Cross platform switch on WindowsAgentArena
UltraCUA trains solely on Ubuntu based mostly OSWorld information. The mannequin is then evaluated on WindowsAgentArena. UltraCUA-7B reaches 21.7 p.c success. This exceeds UI-TARS-1.5-7B at 18.1 p.c and a Qwen2 baseline educated with Windows information at 13.5 p.c. The consequence suggests that hybrid motion methods discovered on one platform switch to different platforms. The paper highlights this as zero shot platform generalization.

Key Takeaways
- UltraCUA formalizes a hybrid motion area that lets a single agent alternate between GUI primitives and programmatic device calls, which reduces lengthy error inclined motion chains.
- The analysis group scales a reusable device library via an automatic pipeline and pairs it with an artificial information engine, yielding 17,000 plus verifiable laptop use duties for coaching and analysis.
- Training follows a two stage recipe, supervised effective tuning on profitable hybrid trajectories then on-line reinforcement studying on verifiable duties, which optimizes when to name instruments versus act in the GUI.
- On OSWorld, UltraCUA experiences a median 22 p.c relative enchancment over base fashions and 11 p.c fewer steps, which signifies positive aspects in reliability and effectivity.
- The 7B mannequin reaches 21.7 p.c success on WindowsAgentArena with out Windows particular coaching, which reveals cross platform generalization of the hybrid motion coverage.
Editorial Comments
UltraCUA strikes laptop use brokers from brittle primitive motion chains to a hybrid motion coverage, integrating GUI primitives with programmatic device calls, which reduces error propagation and step counts.

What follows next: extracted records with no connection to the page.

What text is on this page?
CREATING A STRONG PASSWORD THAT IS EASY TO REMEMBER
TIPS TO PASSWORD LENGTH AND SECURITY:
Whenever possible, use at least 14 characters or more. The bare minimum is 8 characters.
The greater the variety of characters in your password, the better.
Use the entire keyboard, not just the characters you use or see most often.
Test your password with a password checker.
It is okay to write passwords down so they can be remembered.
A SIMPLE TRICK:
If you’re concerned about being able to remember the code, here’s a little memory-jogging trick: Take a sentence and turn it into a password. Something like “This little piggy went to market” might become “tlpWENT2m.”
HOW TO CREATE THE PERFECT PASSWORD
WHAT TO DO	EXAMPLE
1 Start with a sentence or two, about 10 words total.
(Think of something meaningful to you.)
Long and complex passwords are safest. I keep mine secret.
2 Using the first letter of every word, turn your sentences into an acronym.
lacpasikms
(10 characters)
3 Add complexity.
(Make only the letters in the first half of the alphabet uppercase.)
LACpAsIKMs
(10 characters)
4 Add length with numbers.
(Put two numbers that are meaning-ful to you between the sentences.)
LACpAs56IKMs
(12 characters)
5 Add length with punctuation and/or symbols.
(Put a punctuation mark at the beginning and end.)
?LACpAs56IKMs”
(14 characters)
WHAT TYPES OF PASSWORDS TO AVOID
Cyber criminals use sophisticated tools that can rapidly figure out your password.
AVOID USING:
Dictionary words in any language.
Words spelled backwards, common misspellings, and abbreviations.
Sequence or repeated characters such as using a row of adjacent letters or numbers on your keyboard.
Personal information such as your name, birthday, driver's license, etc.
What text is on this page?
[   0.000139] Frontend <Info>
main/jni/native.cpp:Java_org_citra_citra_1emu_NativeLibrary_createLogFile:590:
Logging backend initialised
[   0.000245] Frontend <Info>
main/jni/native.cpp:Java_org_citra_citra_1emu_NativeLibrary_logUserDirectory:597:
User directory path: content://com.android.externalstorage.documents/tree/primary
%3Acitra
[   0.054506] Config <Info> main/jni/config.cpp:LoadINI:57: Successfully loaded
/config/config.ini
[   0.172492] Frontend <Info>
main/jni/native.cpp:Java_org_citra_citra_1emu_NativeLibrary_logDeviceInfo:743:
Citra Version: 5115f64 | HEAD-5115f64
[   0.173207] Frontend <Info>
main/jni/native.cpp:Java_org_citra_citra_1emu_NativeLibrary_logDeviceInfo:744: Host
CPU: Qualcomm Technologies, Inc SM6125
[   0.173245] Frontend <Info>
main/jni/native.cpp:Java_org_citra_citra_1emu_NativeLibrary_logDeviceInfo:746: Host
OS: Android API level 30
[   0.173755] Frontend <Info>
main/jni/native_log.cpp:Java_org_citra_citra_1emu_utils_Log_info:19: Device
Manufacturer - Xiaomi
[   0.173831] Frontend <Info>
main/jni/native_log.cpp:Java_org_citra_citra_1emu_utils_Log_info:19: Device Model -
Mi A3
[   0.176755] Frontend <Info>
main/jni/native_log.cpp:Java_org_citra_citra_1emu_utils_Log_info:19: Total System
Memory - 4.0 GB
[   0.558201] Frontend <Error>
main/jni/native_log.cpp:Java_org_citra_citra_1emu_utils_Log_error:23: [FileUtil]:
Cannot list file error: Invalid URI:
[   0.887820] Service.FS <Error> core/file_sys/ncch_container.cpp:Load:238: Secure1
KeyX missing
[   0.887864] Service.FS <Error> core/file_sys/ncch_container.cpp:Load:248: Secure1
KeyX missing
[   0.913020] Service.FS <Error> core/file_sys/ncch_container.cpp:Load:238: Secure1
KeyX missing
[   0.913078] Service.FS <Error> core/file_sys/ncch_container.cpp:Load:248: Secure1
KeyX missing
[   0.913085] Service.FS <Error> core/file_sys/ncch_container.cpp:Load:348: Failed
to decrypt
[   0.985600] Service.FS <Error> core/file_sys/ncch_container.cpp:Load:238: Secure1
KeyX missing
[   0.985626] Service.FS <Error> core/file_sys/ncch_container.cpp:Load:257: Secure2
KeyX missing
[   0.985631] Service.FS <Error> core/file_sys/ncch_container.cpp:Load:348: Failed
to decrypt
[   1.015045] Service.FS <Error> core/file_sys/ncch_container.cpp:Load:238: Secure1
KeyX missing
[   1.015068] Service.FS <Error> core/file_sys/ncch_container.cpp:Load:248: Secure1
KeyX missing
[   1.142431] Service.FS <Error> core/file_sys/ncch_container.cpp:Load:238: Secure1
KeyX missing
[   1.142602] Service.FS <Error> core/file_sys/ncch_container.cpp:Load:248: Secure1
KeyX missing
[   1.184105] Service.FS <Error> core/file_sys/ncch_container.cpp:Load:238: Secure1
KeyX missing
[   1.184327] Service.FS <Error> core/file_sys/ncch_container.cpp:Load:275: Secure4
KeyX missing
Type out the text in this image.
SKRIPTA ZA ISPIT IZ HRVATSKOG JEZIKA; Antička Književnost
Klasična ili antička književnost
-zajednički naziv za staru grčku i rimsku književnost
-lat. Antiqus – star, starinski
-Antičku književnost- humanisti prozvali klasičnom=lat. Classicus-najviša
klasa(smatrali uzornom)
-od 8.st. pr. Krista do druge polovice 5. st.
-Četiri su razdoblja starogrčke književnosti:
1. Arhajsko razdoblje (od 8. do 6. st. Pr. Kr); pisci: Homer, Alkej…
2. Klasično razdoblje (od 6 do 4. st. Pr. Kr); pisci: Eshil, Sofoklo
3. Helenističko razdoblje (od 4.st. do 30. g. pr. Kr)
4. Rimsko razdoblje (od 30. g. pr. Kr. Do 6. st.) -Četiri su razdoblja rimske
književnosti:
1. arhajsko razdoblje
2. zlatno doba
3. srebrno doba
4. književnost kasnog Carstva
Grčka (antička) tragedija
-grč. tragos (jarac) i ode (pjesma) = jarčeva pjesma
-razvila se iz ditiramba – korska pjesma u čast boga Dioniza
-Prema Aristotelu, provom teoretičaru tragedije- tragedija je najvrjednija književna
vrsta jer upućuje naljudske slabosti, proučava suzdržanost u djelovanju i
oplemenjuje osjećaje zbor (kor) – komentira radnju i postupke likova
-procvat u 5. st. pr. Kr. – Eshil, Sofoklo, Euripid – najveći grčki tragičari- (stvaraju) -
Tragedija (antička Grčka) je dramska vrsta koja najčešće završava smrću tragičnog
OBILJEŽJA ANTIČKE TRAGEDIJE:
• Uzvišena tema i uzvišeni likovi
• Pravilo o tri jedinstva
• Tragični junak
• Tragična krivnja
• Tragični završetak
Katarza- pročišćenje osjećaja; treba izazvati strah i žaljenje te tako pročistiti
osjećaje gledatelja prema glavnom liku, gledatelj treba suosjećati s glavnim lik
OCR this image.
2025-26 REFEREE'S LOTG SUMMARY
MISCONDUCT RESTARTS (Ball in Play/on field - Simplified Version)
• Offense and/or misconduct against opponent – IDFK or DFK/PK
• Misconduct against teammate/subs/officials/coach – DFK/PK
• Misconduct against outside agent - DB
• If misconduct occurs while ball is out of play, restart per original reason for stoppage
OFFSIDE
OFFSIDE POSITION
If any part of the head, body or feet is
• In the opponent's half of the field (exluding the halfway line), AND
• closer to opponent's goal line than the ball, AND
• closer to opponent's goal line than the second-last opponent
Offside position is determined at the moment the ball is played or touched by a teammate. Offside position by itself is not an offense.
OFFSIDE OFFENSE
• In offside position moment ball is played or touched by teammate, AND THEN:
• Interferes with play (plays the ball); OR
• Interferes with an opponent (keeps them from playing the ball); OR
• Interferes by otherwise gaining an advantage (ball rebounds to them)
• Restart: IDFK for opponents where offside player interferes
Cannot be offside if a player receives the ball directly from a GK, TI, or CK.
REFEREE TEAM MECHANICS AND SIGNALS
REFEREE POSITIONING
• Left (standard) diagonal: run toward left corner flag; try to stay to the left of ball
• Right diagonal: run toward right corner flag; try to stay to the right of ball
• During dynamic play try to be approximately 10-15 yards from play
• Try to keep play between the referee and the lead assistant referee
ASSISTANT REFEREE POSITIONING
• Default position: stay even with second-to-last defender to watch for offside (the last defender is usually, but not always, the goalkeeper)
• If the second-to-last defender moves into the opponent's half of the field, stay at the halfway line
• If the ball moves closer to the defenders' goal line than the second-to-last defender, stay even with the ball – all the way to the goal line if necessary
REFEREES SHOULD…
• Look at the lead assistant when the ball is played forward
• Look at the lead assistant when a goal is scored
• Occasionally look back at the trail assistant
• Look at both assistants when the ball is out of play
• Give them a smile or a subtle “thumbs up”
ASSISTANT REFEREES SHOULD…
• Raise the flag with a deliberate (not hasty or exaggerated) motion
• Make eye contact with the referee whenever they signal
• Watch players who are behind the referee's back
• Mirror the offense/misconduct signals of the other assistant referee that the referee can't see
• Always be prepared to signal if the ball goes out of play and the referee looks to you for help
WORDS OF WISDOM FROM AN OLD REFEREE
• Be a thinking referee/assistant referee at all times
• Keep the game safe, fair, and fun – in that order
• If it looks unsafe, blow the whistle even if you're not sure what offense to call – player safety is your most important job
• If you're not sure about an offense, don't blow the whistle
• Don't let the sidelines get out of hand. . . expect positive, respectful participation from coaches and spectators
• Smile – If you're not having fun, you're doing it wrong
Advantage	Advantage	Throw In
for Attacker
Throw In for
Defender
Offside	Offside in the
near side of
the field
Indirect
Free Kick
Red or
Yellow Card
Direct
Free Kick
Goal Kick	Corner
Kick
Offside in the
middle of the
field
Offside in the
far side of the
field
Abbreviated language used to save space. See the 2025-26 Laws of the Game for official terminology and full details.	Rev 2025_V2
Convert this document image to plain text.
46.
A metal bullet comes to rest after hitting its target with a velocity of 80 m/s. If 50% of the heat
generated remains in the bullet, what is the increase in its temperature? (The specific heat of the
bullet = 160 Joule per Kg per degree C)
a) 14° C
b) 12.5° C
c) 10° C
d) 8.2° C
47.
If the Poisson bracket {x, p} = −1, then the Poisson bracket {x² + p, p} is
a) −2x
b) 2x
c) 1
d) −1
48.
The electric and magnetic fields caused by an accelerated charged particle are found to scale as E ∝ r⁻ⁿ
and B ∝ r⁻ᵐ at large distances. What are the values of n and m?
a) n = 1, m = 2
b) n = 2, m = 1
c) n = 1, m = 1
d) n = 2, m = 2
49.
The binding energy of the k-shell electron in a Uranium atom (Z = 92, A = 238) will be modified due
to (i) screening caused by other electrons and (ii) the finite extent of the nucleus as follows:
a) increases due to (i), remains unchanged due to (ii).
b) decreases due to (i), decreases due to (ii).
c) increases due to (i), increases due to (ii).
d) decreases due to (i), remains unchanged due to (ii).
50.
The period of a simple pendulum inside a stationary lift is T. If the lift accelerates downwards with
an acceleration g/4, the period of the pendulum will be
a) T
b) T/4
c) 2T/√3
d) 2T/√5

It scales instruments through an automatic pipeline and pairs them with an artificial information engine that yields 17,000 plus verifiable duties, enabling supervised effective tuning and on-line reinforcement studying on grounded indicators. Reported outcomes embody 22 p.c relative enchancment on OSWorld with 11 p.c fewer steps, and 21.7 p.c success on WindowsAgentArena with out Windows particular coaching, which signifies cross platform switch of the coverage.
Check out the Paper here. Feel free to take a look at our GitHub Page for Tutorials, Codes and Notebooks. Also, be happy to comply with us on Twitter and don’t neglect to hitch our 100k+ ML SubReddit and Subscribe to our Newsletter. Wait! are you on telegram? now you can join us on telegram as well.
The publish UltraCUA: A Foundation Computer-Use Agents Model that Bridges the Gap between General-Purpose GUI Agents and Specialized API-based Agents appeared first on MarkTechPost.